她從內功受傷,靈敏警醒的嗅覺聽覺都下降了一半,他站在十丈外遠,沒被她發覺,若是他武功很好的話,也是正常。
謝芳華想罷,輕輕一縱,扶著樹枝跳下了樹。
枝葉伴隨著春的氣息嫩嫩蔥蔥,她的手上沾染了一點兒綠。
謝林溪看著他,再沒說話,也沒走過來,靜靜地站在那裡,似乎想看她要做什麼。
謝芳華忽然背轉過頭,用手遮住臉,拿出一顆藥丸吞下,輕輕提氣,不多時,她轉回身,已經換了一張容顏,再度看向謝林溪,笑著道,「林溪哥哥,你認識我嗎?」
謝林溪一驚,看著謝芳華,伸手指著她,愕然驚異地道,「你……你……」半天也沒說出完整的話來。
謝芳華淺淡地笑了笑,向他走過去。
謝林溪忽然有些站不住,身子微微地晃了晃,但他到底也不是不學無術不知無謂的貴裔公子哥,半響後,壓下驚異,看著已經走到他面前的她,「你……芳華妹妹?」
語氣尤不敢置信!
這樣一張容顏,就算春年那日宮宴在宮裡露了一兩面,也足夠見到的人印象深刻。那日之後,她的畫像被人悄悄畫了一幅,然後又被人臨摹了幾幅,謝氏長房一直盯著忠勇侯府,自然得了一幅。她娘敏夫人當時拿著那副畫像嘲笑著說跟她娘一樣長得傾國傾城又管什麼?還不是有富貴榮華的身家,沒有那個命和福分享受?

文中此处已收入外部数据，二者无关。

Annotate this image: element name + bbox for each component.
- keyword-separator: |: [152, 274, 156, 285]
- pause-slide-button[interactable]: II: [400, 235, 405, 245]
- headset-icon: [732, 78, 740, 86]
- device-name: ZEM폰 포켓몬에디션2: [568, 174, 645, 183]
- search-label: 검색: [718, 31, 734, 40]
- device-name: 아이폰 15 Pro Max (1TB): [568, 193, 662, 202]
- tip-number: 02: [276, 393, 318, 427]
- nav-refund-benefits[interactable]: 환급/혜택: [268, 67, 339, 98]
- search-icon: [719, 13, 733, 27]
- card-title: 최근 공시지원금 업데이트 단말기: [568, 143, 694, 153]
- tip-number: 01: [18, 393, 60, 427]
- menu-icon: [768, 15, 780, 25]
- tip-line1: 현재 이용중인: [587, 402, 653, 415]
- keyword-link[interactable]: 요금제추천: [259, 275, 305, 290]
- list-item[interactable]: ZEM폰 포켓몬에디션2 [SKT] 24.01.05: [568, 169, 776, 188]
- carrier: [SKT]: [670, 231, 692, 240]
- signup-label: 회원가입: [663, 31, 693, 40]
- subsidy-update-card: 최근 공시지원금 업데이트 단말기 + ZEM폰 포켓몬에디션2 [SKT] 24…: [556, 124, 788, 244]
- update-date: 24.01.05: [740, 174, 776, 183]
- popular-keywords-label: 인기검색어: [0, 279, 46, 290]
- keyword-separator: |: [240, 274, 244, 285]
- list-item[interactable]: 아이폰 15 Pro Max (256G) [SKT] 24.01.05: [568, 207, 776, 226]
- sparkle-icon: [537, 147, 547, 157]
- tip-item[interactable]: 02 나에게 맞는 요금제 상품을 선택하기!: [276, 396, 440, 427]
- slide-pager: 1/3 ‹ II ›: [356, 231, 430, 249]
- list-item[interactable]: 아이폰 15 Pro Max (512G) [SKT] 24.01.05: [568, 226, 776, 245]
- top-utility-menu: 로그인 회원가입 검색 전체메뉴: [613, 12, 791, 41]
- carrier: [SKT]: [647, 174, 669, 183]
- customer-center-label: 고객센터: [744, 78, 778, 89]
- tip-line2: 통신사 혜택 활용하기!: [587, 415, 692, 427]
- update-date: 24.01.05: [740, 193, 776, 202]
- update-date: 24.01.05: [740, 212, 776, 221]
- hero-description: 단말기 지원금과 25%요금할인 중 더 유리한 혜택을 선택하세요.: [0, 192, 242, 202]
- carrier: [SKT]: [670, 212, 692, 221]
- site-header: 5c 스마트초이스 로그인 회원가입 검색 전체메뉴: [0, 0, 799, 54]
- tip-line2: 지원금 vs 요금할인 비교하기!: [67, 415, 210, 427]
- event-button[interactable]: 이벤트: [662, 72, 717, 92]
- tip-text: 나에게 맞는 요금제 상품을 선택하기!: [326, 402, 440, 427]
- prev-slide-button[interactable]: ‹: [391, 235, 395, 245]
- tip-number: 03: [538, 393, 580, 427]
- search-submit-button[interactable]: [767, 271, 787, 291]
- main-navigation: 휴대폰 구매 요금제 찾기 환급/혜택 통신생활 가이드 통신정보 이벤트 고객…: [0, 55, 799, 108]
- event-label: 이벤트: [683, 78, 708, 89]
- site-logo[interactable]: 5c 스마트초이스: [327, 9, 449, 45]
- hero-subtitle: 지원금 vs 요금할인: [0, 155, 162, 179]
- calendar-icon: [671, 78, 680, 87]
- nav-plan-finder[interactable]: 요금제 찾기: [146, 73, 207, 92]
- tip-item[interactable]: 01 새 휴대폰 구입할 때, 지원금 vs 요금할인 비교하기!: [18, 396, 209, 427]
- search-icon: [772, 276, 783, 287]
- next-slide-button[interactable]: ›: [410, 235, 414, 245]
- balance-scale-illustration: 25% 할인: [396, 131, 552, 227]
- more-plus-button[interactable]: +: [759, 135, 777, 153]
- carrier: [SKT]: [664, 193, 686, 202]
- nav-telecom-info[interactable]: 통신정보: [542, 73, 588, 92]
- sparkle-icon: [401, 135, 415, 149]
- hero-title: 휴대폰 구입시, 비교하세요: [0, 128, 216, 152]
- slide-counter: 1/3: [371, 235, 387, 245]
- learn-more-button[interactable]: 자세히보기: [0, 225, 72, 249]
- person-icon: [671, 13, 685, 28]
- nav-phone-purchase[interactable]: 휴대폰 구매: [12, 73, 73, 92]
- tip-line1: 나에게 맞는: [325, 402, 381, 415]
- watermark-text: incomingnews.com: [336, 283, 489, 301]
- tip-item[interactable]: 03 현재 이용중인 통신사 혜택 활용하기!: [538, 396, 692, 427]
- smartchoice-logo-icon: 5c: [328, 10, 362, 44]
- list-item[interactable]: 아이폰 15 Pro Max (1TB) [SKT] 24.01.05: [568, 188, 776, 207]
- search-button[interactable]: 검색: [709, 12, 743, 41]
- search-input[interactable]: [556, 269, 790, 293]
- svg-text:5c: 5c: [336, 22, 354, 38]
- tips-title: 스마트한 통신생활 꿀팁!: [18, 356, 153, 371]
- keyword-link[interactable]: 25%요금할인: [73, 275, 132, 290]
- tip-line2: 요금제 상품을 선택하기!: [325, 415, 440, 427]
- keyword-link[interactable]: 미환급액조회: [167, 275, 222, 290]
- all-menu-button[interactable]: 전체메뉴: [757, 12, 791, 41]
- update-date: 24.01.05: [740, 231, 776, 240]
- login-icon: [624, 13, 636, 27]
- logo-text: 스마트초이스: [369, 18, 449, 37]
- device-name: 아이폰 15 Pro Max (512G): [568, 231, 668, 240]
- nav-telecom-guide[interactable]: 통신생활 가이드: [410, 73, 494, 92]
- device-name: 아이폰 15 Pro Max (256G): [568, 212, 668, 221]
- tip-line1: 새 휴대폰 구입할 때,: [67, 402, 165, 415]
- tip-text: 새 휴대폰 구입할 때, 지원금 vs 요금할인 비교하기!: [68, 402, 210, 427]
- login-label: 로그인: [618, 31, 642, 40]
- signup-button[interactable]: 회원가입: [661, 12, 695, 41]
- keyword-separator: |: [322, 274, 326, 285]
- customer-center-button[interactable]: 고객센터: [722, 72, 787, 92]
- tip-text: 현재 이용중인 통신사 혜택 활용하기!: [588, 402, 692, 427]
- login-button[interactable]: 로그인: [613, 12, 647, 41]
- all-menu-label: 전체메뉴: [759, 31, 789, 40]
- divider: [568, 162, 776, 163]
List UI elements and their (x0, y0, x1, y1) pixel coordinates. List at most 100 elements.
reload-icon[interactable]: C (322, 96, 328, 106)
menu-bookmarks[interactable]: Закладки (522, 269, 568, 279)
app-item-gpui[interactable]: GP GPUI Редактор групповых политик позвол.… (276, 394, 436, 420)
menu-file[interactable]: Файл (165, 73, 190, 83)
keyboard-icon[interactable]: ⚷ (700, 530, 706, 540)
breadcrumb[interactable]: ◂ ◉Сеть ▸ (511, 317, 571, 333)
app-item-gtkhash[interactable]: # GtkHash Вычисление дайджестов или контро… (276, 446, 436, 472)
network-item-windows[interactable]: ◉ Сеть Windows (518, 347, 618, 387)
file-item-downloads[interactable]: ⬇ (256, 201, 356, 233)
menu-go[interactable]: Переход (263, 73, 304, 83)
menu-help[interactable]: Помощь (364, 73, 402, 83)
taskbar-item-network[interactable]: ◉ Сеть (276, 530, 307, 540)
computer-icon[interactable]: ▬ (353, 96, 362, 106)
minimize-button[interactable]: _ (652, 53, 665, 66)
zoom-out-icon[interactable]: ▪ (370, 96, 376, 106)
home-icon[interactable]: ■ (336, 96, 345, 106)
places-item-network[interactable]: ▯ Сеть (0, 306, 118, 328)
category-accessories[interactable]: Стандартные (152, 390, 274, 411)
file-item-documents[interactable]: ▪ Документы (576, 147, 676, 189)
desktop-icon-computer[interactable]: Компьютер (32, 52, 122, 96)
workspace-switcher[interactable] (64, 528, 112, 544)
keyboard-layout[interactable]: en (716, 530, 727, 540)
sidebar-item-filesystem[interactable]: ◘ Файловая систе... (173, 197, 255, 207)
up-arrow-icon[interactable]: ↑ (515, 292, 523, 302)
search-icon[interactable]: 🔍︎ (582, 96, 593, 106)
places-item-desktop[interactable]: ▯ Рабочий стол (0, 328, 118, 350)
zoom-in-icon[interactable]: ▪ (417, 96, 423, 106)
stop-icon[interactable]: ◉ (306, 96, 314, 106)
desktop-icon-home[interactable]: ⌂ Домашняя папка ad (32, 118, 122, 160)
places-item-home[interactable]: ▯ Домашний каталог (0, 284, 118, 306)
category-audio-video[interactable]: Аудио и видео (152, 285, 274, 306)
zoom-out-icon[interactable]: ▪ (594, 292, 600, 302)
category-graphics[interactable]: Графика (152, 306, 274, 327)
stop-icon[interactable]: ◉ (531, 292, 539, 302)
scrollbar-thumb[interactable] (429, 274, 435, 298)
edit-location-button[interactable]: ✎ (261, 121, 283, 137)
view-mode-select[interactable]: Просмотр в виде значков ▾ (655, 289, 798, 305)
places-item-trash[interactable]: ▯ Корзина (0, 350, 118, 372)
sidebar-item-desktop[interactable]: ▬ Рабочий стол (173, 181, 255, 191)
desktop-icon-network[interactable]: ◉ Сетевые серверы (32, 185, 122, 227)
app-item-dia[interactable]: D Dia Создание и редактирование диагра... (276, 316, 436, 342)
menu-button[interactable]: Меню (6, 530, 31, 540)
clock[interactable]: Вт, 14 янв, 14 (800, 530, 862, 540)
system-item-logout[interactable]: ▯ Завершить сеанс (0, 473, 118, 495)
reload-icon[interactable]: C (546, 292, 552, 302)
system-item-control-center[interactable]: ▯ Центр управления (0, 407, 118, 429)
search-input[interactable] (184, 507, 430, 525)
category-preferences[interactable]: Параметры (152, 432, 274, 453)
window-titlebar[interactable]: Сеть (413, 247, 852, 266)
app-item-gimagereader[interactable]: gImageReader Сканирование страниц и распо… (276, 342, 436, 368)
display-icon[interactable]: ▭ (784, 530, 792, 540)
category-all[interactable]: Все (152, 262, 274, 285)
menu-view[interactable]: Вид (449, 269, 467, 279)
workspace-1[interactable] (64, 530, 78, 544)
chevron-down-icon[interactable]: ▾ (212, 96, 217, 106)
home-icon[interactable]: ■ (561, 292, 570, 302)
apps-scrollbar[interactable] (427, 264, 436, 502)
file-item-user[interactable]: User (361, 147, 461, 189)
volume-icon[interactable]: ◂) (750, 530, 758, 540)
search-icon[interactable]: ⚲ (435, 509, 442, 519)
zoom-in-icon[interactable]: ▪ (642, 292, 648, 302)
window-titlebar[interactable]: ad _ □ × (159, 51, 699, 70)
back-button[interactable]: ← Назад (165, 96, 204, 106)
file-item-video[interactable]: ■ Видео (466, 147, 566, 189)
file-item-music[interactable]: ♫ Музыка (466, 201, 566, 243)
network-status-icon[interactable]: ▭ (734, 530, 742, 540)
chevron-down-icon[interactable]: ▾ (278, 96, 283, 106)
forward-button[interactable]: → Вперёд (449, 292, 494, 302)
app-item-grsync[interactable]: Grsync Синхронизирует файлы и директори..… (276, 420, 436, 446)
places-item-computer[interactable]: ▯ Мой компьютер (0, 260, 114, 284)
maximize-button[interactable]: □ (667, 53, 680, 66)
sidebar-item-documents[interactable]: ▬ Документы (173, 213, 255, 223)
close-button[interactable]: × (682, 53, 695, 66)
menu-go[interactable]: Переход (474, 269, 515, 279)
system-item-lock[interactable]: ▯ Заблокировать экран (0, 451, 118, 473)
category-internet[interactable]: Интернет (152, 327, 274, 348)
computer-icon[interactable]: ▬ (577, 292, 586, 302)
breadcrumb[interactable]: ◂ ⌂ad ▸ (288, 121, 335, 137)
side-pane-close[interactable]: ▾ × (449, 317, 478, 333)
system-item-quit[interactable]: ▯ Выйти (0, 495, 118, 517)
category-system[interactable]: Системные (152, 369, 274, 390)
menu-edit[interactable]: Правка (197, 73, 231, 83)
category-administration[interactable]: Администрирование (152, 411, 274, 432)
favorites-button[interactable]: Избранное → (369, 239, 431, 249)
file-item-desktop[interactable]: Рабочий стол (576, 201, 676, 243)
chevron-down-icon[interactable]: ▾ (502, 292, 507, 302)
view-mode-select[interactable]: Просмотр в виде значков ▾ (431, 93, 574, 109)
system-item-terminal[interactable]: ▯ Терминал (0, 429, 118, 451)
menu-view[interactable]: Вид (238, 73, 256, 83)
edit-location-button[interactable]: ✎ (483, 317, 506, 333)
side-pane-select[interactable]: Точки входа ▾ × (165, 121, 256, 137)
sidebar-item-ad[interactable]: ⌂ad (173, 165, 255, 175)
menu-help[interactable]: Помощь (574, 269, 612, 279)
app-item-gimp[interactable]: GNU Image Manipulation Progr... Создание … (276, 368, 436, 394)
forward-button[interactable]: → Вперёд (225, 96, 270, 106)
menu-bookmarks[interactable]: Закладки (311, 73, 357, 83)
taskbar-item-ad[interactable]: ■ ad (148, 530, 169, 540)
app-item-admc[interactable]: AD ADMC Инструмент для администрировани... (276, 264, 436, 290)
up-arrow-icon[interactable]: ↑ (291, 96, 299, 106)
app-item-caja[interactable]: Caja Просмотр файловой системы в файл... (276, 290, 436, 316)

按理說她應該待在忠勇侯府的閨閣裡臥床不起。可是如今這是怎麼回事兒?
她怎麼會是英親王府秦錚身邊的聽音姑娘?
可是這樣一張容顏,天下難道還能有第二個?易容也不會如此天衣無縫!
他感覺頭有一陣的眩暈,很多事情他不想去猜測,但是向來聰明的大腦由不得他,越想越深,越想越寒,以至於身子輕輕地顫了起來,俊顏也漸漸泛白了。